Nous identifions classiquement les trois grandes familles d’indicateurs qui en découlent, la première basée sur la performance, les objectifs, et les compétences, la seconde basée sur le comportement, le développement personnel, l’aide aux collègues, le sens de l’engagement et l’attachement aux valeurs du groupe, la dernière se référant aux aléas, aux actions, aux contributions et à la réalisation.
Pourtant, certaines entreprises intègrent dans leurs EAE des éléments comme le temps, la créativité, la passion, la transversalité, la flexibilité, l’exploration, l’autonomie, la confiance, l’apprentissage, l’initiative et surtout des items relevant du management des talents, la performance exceptionnelle, l’excellence, le plaisir, la curiosité et la créativité.

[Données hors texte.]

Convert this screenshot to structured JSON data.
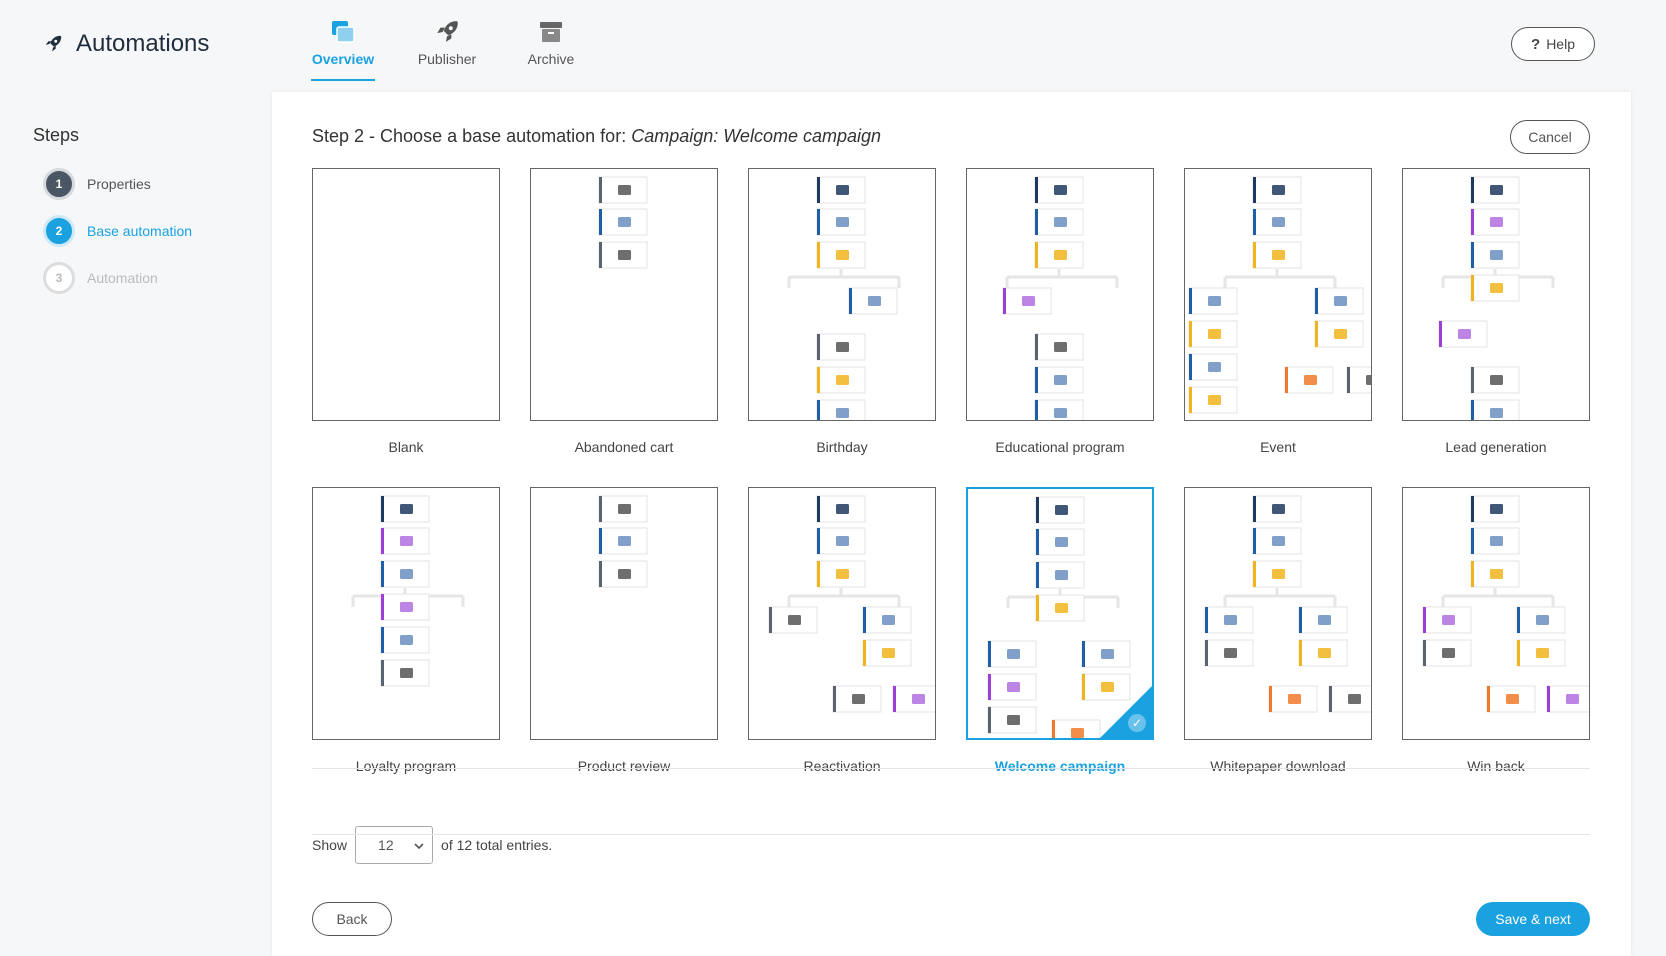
{
  "app": {
    "title": "Automations",
    "logo_icon": "rocket-icon"
  },
  "nav": {
    "tabs": [
      {
        "label": "Overview",
        "icon": "overview-icon",
        "active": true
      },
      {
        "label": "Publisher",
        "icon": "rocket-icon",
        "active": false
      },
      {
        "label": "Archive",
        "icon": "archive-box-icon",
        "active": false
      }
    ]
  },
  "header": {
    "help_label": "Help",
    "help_icon": "question-icon"
  },
  "sidebar": {
    "title": "Steps",
    "steps": [
      {
        "number": "1",
        "label": "Properties",
        "state": "done"
      },
      {
        "number": "2",
        "label": "Base automation",
        "state": "current"
      },
      {
        "number": "3",
        "label": "Automation",
        "state": "todo"
      }
    ]
  },
  "main": {
    "heading_prefix": "Step 2 - Choose a base automation for:",
    "heading_campaign": "Campaign: Welcome campaign",
    "cancel_label": "Cancel",
    "templates": [
      {
        "name": "Blank",
        "selected": false
      },
      {
        "name": "Abandoned cart",
        "selected": false
      },
      {
        "name": "Birthday",
        "selected": false
      },
      {
        "name": "Educational program",
        "selected": false
      },
      {
        "name": "Event",
        "selected": false
      },
      {
        "name": "Lead generation",
        "selected": false
      },
      {
        "name": "Loyalty program",
        "selected": false
      },
      {
        "name": "Product review",
        "selected": false
      },
      {
        "name": "Reactivation",
        "selected": false
      },
      {
        "name": "Welcome campaign",
        "selected": true
      },
      {
        "name": "Whitepaper download",
        "selected": false
      },
      {
        "name": "Win back",
        "selected": false
      }
    ],
    "pager": {
      "show_label": "Show",
      "page_size": "12",
      "total_text": "of 12 total entries."
    },
    "back_label": "Back",
    "save_label": "Save & next"
  },
  "colors": {
    "accent": "#1aa1e0",
    "node_navy": "#1f3a5f",
    "node_blue": "#1f5fa8",
    "node_yellow": "#f0b41c",
    "node_purple": "#9b3fd6",
    "node_gray": "#5a6470",
    "node_orange": "#f07a2a"
  }
}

Les entreprises ouvertes à ces approches, que nous avons par exemple pu observer chez Ikea ou Décathlon, favorisent des espaces d’expression de la créativité ou d’activités d’exploration, bénéficient de leurs retombées et se distinguent par trois capacités clés :
La capacité d’inspirer l’initiative et la créativité chez les collaborateurs ;
La capacité de lier des activités d’expertise et des activités entrepreneuriales au sein d’une organisation ;
La capacité de renouveler constamment une organisation et ses produits.
Les DRH doivent réfléchir à la mise en place d’un temps de travail alloué à l’exploration et à la créativité librement conduit par le collaborateur. Ainsi l’EAE peut formaliser une zone de créativité permettant l’expression des talents individuels propres à chaque salarié.